For a rematch to be in the cards, Ataides (8-3) will first need to get past Mohamed Ali (10-10) at Friday’s ONE Championship 50 event, which takes place at Mall of Asia Arena in Pasay, Manila, Philippines, and streams online as a pay-per-view event.
Ataides admits he doesn’t know much about his Egyptian foe but plans on showcasing his grappling in the contest.
“I didn’t have much information about my next opponent,” Ataides admitted. “Regardless, every opponent should be respected. Of course we both strategize, hoping for the best outcome. I know he’s a big guy, with good boxing, and heavy hands. He’s dropping down in weight. I’ll be ready.
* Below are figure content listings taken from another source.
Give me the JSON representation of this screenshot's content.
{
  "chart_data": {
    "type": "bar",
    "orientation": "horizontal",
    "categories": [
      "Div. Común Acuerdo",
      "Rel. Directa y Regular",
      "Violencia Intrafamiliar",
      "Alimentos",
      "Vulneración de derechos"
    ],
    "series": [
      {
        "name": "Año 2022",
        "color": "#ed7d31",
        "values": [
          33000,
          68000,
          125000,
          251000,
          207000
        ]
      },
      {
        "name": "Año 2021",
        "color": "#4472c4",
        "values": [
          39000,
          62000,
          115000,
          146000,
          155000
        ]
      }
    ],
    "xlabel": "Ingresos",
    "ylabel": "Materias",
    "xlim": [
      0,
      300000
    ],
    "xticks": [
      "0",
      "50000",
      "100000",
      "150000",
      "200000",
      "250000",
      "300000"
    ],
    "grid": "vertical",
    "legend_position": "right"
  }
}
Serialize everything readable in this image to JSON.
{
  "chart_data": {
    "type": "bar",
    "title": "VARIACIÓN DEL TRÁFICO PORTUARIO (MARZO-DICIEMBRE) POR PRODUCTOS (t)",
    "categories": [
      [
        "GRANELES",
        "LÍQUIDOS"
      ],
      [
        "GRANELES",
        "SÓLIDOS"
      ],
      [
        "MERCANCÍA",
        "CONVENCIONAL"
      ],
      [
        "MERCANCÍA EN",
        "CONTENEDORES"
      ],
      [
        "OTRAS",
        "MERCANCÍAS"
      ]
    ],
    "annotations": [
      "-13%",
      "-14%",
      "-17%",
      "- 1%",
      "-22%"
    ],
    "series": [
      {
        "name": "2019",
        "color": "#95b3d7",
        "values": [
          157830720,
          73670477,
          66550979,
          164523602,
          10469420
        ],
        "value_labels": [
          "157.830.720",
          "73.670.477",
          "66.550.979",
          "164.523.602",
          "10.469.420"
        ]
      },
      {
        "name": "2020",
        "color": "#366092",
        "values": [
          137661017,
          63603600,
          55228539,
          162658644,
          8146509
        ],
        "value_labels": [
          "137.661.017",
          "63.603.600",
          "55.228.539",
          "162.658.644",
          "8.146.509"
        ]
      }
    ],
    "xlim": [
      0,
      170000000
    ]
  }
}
“He has the same name as my own idol, Muhammad Ali. But once we step into the cage, only the better man will be left standing. Despite putting in a lot of time into my boxing with Jose Aldo’s coach Isidoro Nicolas, I’ll look to dominate with my jiu-jitsu, which is my best weapon.”
Ataides knows his back is against the wall. Even in Asia, where it seems fans focus more on warrior spirit than wins and losses, results do matter to a degree. But Ataides believes he’s got something special behind him this time around.
“Dec. 2 is my daughter’s birthday,” Ataides said. “Also, about five months ago, I lost my older sister. I’m sure she’s looking down on me. And my son was just born on Sept. 28. So, this victory will be dedicated to my family, who’s always by my side.”
Much can be forgotten with an impressive win at ONE Championship 50. Ataides knows the hype that surrounded him upon his arrival to the promotion. And after a few frustrating setbacks, he hopes to show he’s still deserving of the praise.
“I hope to always put on a great show,” Ataides said. “I like the Philippines. Recently, an opportunity came up to teach there. I love Asia and its people. Who knows – maybe I’ll live there one day.
“Most fighters want to be in the UFC. My focus is to win at ONE, so I can be the best fighter in Asia, before setting my eyes elsewhere. I aim to be the champion at ONE.”